Analysis of University Water and Energy Consumption to Support Management and Conservation Strategies

Understanding various types of consumers and their respective consumption patterns, changes in their water and electricity consumption trends in response to conservation strategies, and identifying the most influential variables influencing water-electricity usage, are key to support management and conservation strategies. In this work, our goal is to characterize the consumption of five building classifications on a university campus, specifically, academic, education, dormitory, operations, and recreational buildings through daily water and electricity usage collected over several years. Water-electricity demand data grouped based on similar usage characteristics promotes the development of water-electricity demand models and informs utility managers on end-use consumption patterns to support management and conservation strategies. In this study, we have focused on data collection and analysis to identify common attributes of university buildings with similar observed performance over time. Water and electricity demand profiles for 71 buildings across UT Austin’s campus, were aggregated by considering several consumption representative features, such as per capita demand, demand per square foot, and the buildings’ functional purpose. Housing was found to be the largest and least efficient water consumer on campus and had the most consistent seasonal demand profiles. Research laboratories were found to be the largest and least efficient energy consumer on campus.
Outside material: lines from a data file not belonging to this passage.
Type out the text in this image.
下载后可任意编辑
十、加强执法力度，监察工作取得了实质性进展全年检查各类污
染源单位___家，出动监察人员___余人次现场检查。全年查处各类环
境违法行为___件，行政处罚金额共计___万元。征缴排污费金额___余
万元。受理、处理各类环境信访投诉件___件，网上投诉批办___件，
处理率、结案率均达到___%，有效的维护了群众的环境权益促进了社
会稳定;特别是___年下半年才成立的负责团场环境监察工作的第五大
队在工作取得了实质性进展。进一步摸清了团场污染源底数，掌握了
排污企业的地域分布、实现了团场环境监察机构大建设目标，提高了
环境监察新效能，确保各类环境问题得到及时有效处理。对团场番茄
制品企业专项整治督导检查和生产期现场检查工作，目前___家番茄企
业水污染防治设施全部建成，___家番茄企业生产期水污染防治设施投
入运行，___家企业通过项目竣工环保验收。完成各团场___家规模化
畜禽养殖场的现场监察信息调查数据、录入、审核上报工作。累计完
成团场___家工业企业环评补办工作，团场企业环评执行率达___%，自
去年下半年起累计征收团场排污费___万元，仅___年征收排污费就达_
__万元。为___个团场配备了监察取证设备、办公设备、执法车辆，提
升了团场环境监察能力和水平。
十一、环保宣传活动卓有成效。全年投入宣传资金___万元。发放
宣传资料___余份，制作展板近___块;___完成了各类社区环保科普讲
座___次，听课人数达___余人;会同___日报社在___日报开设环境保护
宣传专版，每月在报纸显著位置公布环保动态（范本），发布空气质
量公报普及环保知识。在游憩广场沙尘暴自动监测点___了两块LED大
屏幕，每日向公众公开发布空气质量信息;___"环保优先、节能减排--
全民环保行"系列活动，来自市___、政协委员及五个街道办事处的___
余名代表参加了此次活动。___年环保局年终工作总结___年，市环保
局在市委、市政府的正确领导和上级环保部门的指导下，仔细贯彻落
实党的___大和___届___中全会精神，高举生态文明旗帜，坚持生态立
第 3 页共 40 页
Water demand seems to be heavily human influenced, while energy demand is more likely influenced by automated systems like heating, cooling, and lighting. This suggests that different strategies should be targeted for water and electricity conservation. Dormitory water-electricity demand was correlated with occupancy and time of the year (i.e. academic seasons). As building size and total demand increased the efficiency of water-electricity use per square foot decreased. The methods employed in this study indicate that simple feature extraction can yield insights into water-electricity demand profiles that can inform effective conservation strategies.